輕輕舞動着,霎時間,将桃林的黑夜照成了白晝。
無物自燃,無風自動,無根無系,天火自成。
“南巫天火?”
易年再也忍不住自己的聲音,喃喃道。
陰差陽錯在苗寨地下遇見南巫天火中的陰火,易年覺得萬分慶幸。
天火難尋,能得一半已是中了上上簽。
而剩下的一半兒,少年一點兒眉目都沒有。
沒想到來了趟青丘,胡不絕竟然将陰火給送了過來。
若是旁的東西,易年不會收。
過年與婚禮已經欠了青丘不少,自然是不好意思收東西的,可南巫天火中不一樣。
來南嶼的目的是爲了救七夏,天火也在計劃範圍。
如今七夏…
少年沒有能力救七夏,所以南巫天火卻勢在必得。
不管是完成七夏遺願也好,拯救人族信仰也罷,南巫天火都是重中之重。
胡不絕瞧見易年反應,将盒子蓋上,遞到了易年身前,開口道:
“其實這賀禮不是我送的,而是大人送的。”
“大人?”
胡不絕點了點頭,将盒子放在了易年手裏,開口道:
“魔音族近些年行事愈發乖張,引得許多族抱怨,不過同屬南嶼,同室操戈之事自然不能發生,你到了苗寨,讓當年的真相大白于天下,大人一直想找個機會謝謝你,七夏姑娘的事情,大人也沒有辦法,聽聞你在尋找南巫天火,便親自出去尋了一圈,沒想到還真找到了,今夜你大婚,老夫覺着這是最好的賀禮,便給送過來了。”
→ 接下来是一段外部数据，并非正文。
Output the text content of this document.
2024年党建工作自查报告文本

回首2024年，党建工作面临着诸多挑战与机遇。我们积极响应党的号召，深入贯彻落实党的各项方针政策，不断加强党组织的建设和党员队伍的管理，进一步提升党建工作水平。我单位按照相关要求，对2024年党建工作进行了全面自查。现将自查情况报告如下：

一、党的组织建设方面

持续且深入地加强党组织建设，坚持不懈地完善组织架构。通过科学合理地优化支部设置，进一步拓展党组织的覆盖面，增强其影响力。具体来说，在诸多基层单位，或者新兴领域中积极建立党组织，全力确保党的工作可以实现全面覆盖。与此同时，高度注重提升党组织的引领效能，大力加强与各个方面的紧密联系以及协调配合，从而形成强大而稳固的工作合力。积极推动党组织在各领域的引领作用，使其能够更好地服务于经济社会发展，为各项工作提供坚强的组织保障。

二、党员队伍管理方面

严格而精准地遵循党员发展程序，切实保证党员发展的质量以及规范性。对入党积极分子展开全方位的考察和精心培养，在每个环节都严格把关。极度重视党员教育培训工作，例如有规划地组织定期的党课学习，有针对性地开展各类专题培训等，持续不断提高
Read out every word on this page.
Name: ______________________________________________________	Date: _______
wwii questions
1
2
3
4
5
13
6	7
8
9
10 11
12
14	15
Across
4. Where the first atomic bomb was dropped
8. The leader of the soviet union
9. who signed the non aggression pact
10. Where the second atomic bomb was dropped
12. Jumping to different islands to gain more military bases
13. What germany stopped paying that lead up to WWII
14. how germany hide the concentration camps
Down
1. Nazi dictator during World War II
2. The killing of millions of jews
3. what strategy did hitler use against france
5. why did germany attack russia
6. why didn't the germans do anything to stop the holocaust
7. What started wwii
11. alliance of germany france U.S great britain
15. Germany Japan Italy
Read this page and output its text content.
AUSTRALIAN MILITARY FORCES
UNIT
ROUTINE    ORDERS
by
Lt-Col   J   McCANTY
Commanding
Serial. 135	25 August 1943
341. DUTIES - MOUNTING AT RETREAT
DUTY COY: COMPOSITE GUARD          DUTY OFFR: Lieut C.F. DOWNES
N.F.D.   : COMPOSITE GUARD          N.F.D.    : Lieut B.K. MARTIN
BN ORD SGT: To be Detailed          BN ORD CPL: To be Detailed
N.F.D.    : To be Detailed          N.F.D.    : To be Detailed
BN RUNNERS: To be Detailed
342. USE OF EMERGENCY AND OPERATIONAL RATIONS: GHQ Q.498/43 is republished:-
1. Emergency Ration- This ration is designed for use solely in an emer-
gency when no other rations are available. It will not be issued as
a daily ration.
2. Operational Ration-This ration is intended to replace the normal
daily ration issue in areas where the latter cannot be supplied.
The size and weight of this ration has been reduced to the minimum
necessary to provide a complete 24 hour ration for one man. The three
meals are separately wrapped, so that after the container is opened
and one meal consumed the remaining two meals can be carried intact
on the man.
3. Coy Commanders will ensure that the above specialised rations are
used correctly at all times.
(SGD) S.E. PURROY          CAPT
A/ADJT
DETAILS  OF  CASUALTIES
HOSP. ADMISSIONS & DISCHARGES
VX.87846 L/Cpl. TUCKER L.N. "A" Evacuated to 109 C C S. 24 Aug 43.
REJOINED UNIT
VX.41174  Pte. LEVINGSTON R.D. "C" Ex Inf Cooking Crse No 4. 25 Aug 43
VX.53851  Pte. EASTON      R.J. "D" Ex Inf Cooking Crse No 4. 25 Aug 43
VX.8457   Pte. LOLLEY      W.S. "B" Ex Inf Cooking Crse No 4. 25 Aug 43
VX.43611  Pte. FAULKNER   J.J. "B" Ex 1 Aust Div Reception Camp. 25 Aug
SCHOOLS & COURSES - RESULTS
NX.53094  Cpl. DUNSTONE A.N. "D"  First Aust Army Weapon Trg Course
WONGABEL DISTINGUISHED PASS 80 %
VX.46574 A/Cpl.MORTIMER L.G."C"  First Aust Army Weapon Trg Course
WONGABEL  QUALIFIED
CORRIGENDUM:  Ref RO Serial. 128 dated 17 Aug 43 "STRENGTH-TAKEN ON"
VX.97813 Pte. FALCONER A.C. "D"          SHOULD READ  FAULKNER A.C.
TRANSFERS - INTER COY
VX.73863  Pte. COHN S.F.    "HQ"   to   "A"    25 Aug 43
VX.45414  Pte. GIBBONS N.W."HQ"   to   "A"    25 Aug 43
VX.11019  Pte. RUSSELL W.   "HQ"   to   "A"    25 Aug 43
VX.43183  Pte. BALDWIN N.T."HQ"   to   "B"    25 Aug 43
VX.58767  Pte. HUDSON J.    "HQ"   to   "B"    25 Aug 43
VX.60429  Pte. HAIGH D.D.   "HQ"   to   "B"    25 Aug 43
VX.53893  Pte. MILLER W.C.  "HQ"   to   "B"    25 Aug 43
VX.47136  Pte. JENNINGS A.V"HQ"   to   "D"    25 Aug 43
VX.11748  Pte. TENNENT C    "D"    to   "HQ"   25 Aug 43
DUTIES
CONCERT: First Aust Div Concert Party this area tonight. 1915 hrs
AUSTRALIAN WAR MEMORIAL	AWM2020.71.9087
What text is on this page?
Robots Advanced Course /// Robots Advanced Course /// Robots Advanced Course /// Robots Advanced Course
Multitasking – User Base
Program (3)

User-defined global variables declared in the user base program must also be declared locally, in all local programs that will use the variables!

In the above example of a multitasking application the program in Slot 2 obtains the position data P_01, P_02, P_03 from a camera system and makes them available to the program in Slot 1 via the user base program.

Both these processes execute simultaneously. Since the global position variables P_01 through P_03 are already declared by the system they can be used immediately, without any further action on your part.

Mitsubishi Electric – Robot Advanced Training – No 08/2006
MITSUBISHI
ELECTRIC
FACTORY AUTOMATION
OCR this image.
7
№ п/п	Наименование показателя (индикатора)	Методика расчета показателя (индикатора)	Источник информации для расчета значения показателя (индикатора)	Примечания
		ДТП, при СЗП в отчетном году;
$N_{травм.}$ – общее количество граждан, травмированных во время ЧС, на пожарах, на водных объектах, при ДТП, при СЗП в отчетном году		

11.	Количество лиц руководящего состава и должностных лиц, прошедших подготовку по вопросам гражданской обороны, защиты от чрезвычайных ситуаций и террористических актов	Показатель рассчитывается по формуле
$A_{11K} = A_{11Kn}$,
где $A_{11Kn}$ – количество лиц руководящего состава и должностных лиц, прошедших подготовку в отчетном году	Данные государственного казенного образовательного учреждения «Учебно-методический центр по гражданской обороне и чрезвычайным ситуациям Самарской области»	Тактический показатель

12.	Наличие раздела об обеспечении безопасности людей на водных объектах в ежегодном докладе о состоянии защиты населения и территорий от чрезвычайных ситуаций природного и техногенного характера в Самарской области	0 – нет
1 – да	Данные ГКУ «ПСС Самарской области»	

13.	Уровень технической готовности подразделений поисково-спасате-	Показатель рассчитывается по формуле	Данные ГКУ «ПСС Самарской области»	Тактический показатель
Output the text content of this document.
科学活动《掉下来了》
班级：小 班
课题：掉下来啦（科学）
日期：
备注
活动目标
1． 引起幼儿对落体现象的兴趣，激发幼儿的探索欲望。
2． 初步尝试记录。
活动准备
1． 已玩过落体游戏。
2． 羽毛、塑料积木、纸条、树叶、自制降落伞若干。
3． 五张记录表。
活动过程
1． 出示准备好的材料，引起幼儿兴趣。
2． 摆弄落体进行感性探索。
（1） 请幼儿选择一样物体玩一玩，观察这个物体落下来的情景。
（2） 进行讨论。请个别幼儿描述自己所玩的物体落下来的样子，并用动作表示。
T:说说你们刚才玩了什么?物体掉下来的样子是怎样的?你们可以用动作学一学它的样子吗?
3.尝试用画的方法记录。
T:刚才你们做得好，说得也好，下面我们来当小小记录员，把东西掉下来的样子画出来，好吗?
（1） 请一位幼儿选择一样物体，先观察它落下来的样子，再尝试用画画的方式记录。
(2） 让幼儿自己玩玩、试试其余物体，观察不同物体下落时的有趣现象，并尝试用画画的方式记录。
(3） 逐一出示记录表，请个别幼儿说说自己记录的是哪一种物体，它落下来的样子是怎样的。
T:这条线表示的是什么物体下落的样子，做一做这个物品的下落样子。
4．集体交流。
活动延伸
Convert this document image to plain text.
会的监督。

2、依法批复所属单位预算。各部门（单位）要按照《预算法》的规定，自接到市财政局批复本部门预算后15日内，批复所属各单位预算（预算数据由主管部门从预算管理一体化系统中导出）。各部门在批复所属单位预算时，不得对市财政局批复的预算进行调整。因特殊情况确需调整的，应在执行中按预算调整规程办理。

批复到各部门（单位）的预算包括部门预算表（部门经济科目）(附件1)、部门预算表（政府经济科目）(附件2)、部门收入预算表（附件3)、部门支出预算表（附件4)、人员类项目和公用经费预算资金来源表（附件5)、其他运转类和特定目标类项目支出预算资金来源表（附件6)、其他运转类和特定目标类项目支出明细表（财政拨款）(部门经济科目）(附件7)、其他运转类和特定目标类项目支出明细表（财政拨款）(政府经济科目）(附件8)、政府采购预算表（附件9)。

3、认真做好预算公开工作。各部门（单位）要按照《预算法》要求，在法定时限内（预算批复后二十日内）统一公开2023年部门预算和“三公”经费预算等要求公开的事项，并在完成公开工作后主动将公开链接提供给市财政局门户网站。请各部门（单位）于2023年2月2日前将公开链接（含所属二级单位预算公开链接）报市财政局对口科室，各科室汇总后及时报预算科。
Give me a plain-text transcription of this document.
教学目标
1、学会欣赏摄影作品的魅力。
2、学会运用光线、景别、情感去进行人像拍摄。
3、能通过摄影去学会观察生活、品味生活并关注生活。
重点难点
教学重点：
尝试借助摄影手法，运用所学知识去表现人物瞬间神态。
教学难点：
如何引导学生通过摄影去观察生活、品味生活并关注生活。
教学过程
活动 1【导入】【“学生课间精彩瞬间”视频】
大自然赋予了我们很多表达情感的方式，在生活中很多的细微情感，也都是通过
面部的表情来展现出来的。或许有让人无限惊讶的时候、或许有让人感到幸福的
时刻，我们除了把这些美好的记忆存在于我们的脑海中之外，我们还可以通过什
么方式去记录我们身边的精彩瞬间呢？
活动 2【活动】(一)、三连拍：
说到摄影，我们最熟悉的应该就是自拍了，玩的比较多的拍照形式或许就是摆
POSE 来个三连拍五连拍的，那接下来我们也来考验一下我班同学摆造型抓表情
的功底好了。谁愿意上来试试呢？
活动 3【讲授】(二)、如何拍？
易年不相信那位大人怕魔音族,隻不過缺了個收拾魔音族的機會。
而自己在苗寨中做的事,正好給了他這個機會。
将天火收下,開口道:
“大人呢?得了如此貴重禮物,晚輩自然要當面道謝。”
安紅豆說過大人要見自己,今夜送賀禮的機會正好,可那位大人卻托人送了過來。